Having lived in a police state for four years and seen the difficult choices that people make between ends and means, I decide to interview my head professor from the academy, National Artist Otakar Vavra. Now 92 but still very sharp, Vavra made 50 feature films under every regime from the thirties on, including the seven years of the Nazi occupation. Though he maintains he was serving his films and the public by doing the minimum necessary to co-operate, others are of the view that he was serving himself. The films of his that I've seen tend to be rather didactic history lessons.
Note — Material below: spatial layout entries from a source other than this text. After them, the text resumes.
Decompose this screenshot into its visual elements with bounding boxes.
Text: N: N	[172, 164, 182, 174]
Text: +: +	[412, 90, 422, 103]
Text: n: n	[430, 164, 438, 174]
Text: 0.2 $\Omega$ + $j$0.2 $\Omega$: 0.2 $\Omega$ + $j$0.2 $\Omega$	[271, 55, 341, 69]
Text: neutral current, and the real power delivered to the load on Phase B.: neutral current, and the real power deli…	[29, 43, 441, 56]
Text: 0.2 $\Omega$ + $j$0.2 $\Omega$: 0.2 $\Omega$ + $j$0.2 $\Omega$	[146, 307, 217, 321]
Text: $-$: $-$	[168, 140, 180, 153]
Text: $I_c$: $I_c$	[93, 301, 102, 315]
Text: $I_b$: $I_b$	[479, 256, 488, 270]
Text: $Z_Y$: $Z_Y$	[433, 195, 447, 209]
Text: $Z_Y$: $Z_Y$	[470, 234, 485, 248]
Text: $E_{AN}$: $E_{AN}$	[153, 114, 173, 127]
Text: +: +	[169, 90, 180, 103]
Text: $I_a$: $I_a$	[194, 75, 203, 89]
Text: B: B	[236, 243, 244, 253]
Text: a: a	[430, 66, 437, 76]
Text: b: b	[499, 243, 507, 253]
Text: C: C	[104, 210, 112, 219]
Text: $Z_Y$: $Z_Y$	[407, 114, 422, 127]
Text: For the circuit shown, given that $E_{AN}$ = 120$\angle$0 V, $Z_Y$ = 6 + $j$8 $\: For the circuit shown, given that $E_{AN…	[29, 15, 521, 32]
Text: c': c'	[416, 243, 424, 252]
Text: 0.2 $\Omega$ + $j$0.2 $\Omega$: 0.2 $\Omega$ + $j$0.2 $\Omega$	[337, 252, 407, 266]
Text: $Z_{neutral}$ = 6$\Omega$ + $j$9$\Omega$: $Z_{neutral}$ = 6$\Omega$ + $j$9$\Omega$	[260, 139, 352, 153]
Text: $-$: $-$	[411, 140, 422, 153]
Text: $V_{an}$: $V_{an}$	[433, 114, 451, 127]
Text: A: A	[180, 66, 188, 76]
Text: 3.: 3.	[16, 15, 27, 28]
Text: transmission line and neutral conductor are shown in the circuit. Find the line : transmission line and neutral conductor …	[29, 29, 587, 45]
I meet him at the Theatre Restaurant where he lunches every day and still conducts business. Behind the bluster and razor-sharp intellect that is still very much present, I sense a sad and isolated old man who feels he should be enjoying the adulation of his country and not being as ignored as he is. My own Fritz Gerlich (a Catholic newspaper editor executed in Dachau during the Night of the Long Knives) was our teaching assistant, the New Wave director Evald Schorm. Unlike Vavra, he refused to sign a paper agreeing with the 1968 occupation by the Warsaw Pact. Schorm went to his own Dachau. He was forced to leave the school and filmmaking and go direct operas in Brno. One of the Czech actors on the set tells me he died an embittered man shortly before the Velvet Revolution. Reality is always more complex than the stories we tell about it.